Issue Position: Women and Workplace Equality

Issue Position

Congressman Mike Capuano has always been an effective advocate for advancing women's rights, and sensitive to issues of concern to women. As Mayor of Somerville, Mike:

Granted paid parental leave in the first union contract he settled, years before the federal Family and Medical Leave Act became law.
Established provisions for flextime and job sharing.
Doubled the number of female employees in the police and fire departments. Over 52% of his police hires and 38% of fire fighters were women, bilingual, or minority.
Promoted women to lead major departments, including Auditing, Law, Treasury, Personnel and Communications.
Faced with troubling pay disparities between male and female city employees, Mike negotiated across the board pay raises for jobs predominately staffed by women and instituted career ladders for nurses, librarians, and clerical employees.
He empowered women to resist domestic violence, at no cost to tax-payers, by providing cell-phones, programmed to call 911, to women with restraining orders against their abusers.
Determined to break the cycle of violence before another generation of women was victimized, he championed a dating violence support group at Somerville High School, adding gender issues to the school's highly regarded Mediation Program.

Mike is pro-choice.

Mike has championed women's rights nationally and globally while in Congress.
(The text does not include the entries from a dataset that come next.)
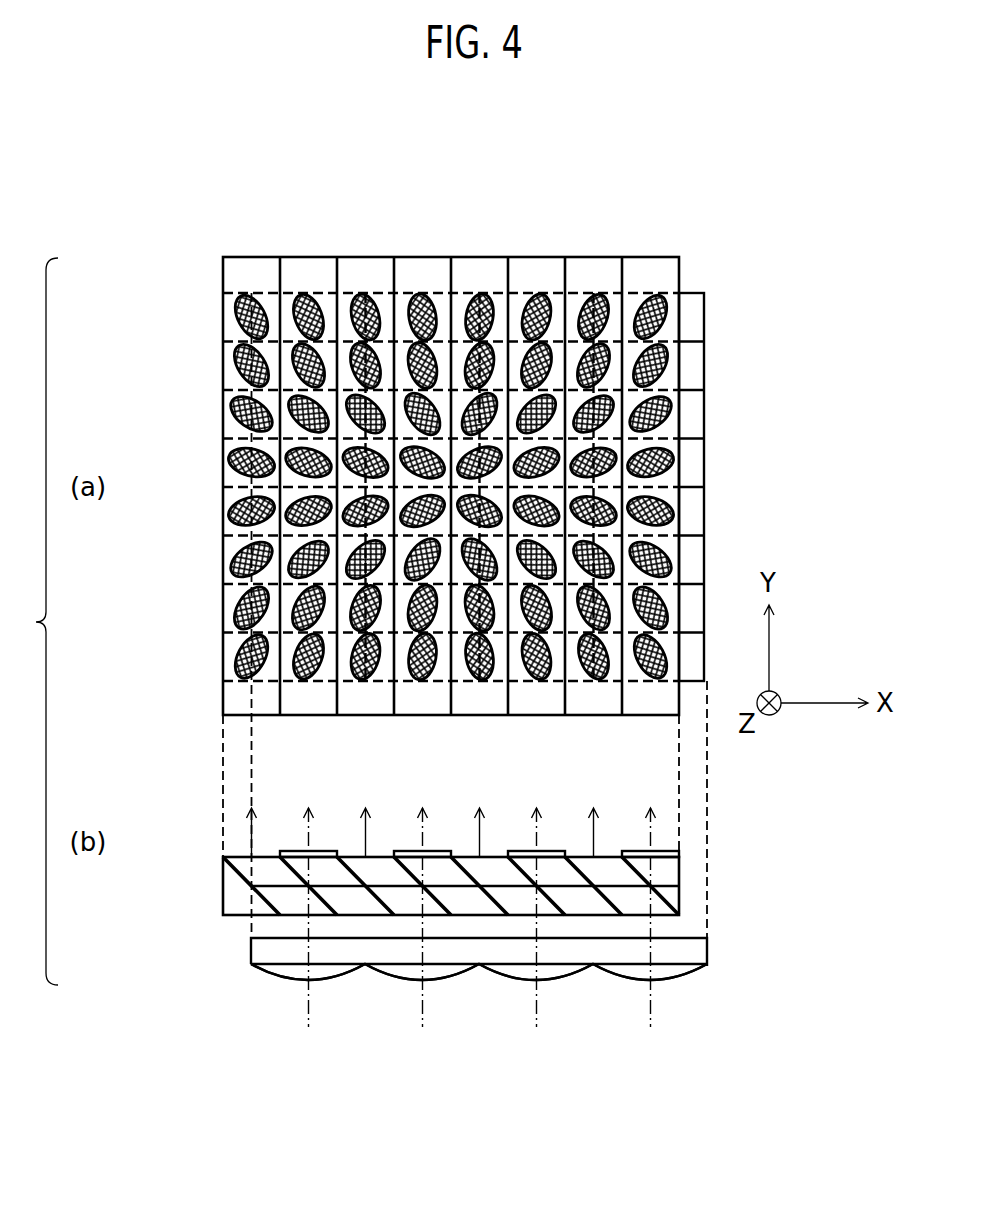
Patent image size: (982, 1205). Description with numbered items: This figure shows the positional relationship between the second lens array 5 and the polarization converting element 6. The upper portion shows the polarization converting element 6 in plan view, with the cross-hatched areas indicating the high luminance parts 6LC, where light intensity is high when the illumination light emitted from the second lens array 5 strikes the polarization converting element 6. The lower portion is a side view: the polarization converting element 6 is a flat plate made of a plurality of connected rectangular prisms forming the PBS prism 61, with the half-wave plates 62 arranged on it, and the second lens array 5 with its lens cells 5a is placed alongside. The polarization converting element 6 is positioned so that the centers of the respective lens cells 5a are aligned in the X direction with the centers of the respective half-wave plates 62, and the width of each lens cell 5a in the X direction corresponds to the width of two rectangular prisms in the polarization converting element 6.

The second lens array 5 is at (705, 405).
The lens cell 5a is at (325, 981).
The polarization converting element 6 is at (542, 257).
The PBS prism 61 is at (673, 888).
The half-wave plate 62 is at (320, 851).
The high luminance part 6LC is at (237, 310).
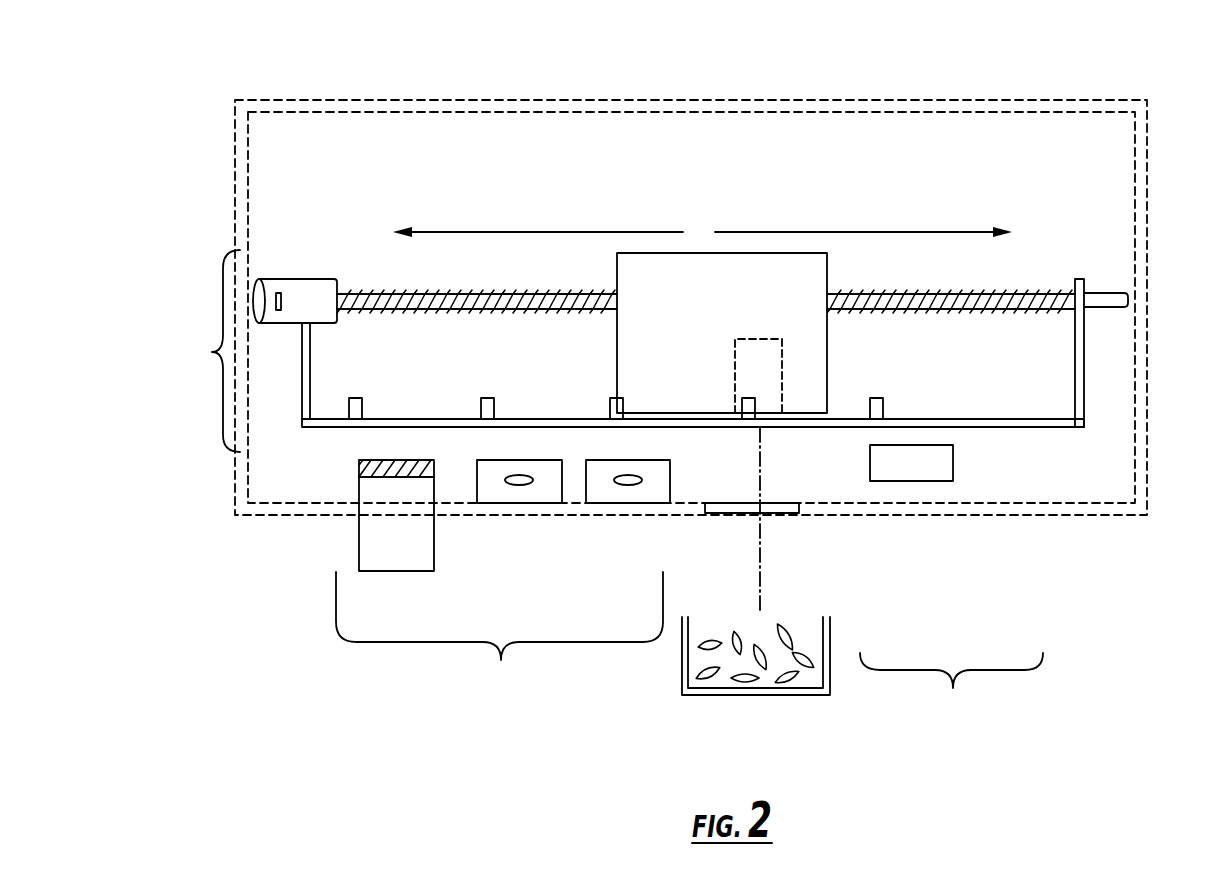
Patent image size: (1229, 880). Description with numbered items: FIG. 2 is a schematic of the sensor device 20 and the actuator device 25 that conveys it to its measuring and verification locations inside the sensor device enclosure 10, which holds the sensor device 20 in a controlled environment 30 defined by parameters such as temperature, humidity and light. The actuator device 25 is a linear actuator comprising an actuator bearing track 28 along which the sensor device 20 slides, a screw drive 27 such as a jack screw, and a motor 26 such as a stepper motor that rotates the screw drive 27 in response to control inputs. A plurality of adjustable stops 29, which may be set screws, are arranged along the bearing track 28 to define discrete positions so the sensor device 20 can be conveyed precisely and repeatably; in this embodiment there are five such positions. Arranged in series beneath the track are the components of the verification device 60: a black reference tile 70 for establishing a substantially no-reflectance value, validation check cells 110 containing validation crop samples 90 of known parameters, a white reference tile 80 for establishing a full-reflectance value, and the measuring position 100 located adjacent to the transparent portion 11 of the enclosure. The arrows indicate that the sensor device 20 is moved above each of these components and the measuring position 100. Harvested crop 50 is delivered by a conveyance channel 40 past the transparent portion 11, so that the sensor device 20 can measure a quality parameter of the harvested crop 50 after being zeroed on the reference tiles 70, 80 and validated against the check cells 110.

The sensor device enclosure 10 is at (828, 78).
The controlled environment 30 is at (990, 158).
The actuator device 25 is at (212, 352).
The motor 26 is at (299, 282).
The screw drive 27 is at (375, 292).
The sensor device 20 is at (713, 303).
The actuator bearing track 28 is at (1020, 428).
The adjustable stops 29 is at (355, 398).
The black reference tile 70 is at (383, 480).
The validation check cells 110 is at (495, 487).
The validation crop sample 90 is at (515, 487).
The transparent portion 11 is at (728, 510).
The measuring position 100 is at (760, 470).
The white reference tile 80 is at (902, 463).
The verification device 60 is at (501, 660).
The conveyance channel 40 is at (668, 662).
The harvested crop 50 is at (743, 682).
He fought gender-based discrimination and upheld the principle of equal pay for equal work. He was an original co-sponsor of the Lilly Ledbetter Fair Pay Act which passed in 2009, overturning a Supreme Court decision that had unreasonably limited the right to sue based on workplace discrimination.
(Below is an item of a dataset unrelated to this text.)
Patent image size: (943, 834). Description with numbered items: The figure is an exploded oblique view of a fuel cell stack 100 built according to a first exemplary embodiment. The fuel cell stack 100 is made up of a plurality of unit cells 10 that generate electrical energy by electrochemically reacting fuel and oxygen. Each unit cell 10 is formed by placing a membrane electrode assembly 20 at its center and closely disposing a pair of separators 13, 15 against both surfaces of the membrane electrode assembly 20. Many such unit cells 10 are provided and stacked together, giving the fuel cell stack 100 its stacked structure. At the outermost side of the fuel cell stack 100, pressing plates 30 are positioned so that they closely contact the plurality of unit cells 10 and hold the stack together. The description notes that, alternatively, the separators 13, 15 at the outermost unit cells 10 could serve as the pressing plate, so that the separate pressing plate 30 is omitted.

Mike has demanded a more adequate federal response to violence against women. He has co-sponsored bills to increase services for survivors of domestic abuse and to increase training for court and police personnel.

Mike has worked effectively to defend women and girls from the systematic use of rape as a weapon of war. It was Mike Capuano who secured, for the first time in our nation's history, an appropriation to fund services for assistance to women who have been victimized by the systematic use of rape as a weapon of war. During the war in Kosovo, the Boston Area Rape Crisis Center approached Mike as they had been asked to supply training manuals in Albanian for aid workers coping with unexpected levels of sexual trauma. At Mike's urging, funds were appropriated to establish a gender-based sexual-violence counseling program within the State Department. A co-founder of the House Sudan Caucus, he works with My Sister's Keeper and with Physicians for Human Rights to support the women of Darfur.

Mike is proud of the support his office provides to refugees and asylees. Much staff time is devoted to family reunification with a number of notable successes: mothers have turned to him to expedite visas for their daughters in danger of ritual mutilation. Others have sought his help to bring to safety children adopted in the aftermath of civil war and genocide. And he has worked with the Law Library of Congress to establish the validity of "customary adoption" in Rwanda and elsewhere.

Advocacy groups have honored Mike for his tireless defense of the world's most vulnerable persons, who are all too often women and girls.